Art Exhibit Features Allen Leepa

Each quarter, we feature a local artist in our St. Petersburg office. We thank Jenee Priebe of No Good Deeds Art, St. Petersburg College and the Leepa-Ratner Museum for the coordination of this exhibition.

Artist Biography:

Dr. Allen Leepa, abstract expressionist artist, author, professor and philanthropist, was born in Brooklyn, New York, in 1919. He died in Tarpon Springs, Florida, in 2009.

As a teenager, Leepa began studying art at the Art Students League in New York City. In 1937, at the age of eighteen, he received a tuition scholarship to attend the first class of
the New Bauhaus School of Design in Chicago, modeled after the famous Bauhaus in Germany. The young artist benefited from the teachings of the New Bauhaus director, the acclaimed artist László Maholy-Nagy, a Hungarian-born painter, photographer, sculptor and filmmaker. Leepa also studied in New York under Hans Hofmann, a German émigré who was a key figure in the development of Abstract Expressionism in New York in the 1940s. Eventually, Leepa earned undergraduate and graduate degrees in Fine Arts and a doctorate in Education from Columbia University in New York.

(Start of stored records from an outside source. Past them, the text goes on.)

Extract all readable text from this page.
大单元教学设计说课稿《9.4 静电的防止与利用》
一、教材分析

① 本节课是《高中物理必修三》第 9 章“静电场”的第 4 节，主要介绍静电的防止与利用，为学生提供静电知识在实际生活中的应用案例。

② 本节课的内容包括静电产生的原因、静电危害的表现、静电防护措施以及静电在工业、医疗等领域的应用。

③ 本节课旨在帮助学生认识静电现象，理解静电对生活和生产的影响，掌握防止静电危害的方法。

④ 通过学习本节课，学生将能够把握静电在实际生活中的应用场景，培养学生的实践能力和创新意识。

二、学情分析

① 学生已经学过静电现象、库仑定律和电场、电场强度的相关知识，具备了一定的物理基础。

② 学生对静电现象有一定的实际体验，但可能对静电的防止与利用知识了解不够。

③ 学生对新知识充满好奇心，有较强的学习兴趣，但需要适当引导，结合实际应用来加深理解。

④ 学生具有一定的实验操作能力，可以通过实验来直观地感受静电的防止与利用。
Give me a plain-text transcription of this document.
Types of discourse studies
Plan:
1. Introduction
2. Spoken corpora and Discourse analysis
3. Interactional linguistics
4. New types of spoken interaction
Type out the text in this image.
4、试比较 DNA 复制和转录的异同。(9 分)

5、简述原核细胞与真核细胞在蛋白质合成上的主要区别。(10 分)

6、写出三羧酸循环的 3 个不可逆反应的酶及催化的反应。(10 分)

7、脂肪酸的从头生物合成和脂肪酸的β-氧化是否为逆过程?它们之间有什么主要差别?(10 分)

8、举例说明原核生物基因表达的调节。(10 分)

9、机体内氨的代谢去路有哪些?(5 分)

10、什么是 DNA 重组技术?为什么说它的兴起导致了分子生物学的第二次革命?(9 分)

At the Charles Fourth Gallery in New York in 1940 Leepa enjoyed his first solo exhibition. While continuing to search for his personal painting style, he began teaching art at Michigan State University in 1945. He clarified concepts about his style and modern art in his first book, The Challenge of Modern Art, published in 1949.

In 1956, Leepa and his stepfather, figurative-expressionist artist Abraham Rattner, established an art school on Long Island. Nearly twenty years later, Leepa published an illustrated book about his stepfather, titled Abraham Rattner.

Leepa and his wife, Isabelle Sutton Leepa, inherited a significant collection of Rattner’s work, which they donated to St. Petersburg College in 1996, and which became the foundation of the Leepa Rattner Museum of Art collection. Included in the gift were paintings by Leepa, watercolors and found-object sculptures by Esther Gentle, Leepa’s mother and Rattner’s second wife, and artwork by major twentieth-century artists such as Pablo Picasso, Georges Rouault, Marc Chagall, Joan Miró, Henry Moore, and Max
Ernst. In addition, the Leepas donated funds for and oversaw the construction of the Fine Arts Building and the museum, which opened to the public in January of 2002.